An internal function called by the tmle function to obtain an initial estimate of the Q portion of the likelihood based on user-supplied matrix values for predicted values of (counterfactual outcomes) Q(0,W),Q(1,W), or a user-supplied regression formula, or based on a data-adaptively selected SuperLearner fit. In the absence of user-supplied values, a user-supplied regression formula takes precedence over data-adaptive super-learning. The default is to return cross-validated predictions.
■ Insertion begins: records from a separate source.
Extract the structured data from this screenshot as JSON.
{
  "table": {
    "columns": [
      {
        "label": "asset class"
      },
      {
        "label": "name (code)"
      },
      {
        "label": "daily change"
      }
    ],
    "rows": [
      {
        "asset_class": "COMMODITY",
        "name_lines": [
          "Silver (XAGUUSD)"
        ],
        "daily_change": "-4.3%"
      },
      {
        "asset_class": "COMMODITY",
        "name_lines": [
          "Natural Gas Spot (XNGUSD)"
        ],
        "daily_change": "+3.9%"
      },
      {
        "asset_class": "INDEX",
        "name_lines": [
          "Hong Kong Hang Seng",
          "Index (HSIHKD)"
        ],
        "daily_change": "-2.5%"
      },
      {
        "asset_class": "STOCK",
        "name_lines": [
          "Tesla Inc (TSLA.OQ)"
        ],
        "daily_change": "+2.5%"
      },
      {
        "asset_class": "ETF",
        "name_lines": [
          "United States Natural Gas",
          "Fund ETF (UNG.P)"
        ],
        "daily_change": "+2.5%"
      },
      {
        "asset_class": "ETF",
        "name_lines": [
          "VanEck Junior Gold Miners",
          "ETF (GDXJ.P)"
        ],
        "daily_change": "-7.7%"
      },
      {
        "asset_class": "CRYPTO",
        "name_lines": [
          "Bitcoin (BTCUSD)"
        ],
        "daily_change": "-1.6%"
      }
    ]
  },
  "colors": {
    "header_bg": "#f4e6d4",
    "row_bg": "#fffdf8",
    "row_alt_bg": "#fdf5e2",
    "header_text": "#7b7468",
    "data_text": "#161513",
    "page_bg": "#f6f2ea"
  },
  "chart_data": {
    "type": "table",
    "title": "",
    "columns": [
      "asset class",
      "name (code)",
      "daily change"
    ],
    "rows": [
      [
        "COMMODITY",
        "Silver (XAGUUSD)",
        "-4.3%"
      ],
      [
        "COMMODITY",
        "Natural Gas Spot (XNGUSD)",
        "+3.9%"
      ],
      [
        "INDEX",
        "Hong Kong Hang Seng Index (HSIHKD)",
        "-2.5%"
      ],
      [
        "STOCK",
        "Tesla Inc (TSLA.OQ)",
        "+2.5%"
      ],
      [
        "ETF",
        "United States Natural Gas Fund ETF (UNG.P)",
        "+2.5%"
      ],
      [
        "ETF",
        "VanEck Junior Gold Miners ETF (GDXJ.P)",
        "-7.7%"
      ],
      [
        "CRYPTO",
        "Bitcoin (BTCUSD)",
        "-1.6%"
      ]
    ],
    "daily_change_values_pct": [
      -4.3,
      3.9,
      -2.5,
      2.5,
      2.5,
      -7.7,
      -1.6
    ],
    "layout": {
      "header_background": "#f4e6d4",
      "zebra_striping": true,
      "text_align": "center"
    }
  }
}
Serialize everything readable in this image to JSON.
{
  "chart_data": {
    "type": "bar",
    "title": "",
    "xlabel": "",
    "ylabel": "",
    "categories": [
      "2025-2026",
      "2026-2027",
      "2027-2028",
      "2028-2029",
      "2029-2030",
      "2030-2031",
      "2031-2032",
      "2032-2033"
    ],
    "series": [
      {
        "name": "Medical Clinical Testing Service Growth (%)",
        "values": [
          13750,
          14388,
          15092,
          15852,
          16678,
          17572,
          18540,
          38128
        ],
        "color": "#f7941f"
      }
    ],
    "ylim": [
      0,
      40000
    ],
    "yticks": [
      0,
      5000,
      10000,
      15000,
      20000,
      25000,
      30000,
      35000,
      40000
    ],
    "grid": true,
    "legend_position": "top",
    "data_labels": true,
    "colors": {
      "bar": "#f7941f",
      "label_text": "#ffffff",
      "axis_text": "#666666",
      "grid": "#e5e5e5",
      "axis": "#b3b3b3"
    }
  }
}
estimateQ(Y, Z, A, W, Delta, Q, Qbounds, Qform, maptoYstar, SL.library, cvQinit, family, id, V, verbose, discreteSL, obsWeights)
Arguments
Y: continuous or binary outcome variable
Z: optional binary indicator for intermediate covariate for conrolled direct effect estimation
A: binary treatment indicator, 1 - treatment, 0 - control
W: vector, matrix, or dataframe containing baseline covariates
Qbounds: Bounds on predicted values for Q, set to alpha for logistic fluctuation, or range(Y) if not user-supplied
Qform: regression formula of the form Y~A+W
maptoYstar: if TRUE indicates continuous Y values should be shifted and scaled to fall between (0,1)
SL.library: specification of prediction algorithms, default is (SL.glm , SL.glmnet , tmle.SL.dbarts2 ). In practice, including more prediction algorithms in the library improves results.
cvQinit: logical, whether or not to estimate cross-validated values for initial Q, default=TRUE
family: family specification for regressions, generally gaussian for continuous oucomes, binomial for binary outcomes
id: subject identifier
V: Number of cross-validation folds for Super Learning
verbose: status message printed if set to TRUE
discreteSL: If true, returns discrete SL estimates, otherwise ensemble estimates. Ignored when SL is not used.
obsWeights: sampling weights
Returns
Q: nx3 matrix, columns contain the initial estimate of [Q(A,W)=E(Y∣A=a,W),Q(0,W)=E(Y∣A=0,W),Q(1,W)=E(Y∣A=1,W)]. For controlled direct estimation, nx5 matrix, E(Y∣Z,A,W), evaluated at (z,a),(0,0),(0,1),(1,0),(1,1) on scale of linear predictors
Qfamily: binomial for targeting with logistic fluctuation, gaussian for linear fluctuation
coef: coefficients for each term in working model used for initial estimation of Q if glm used.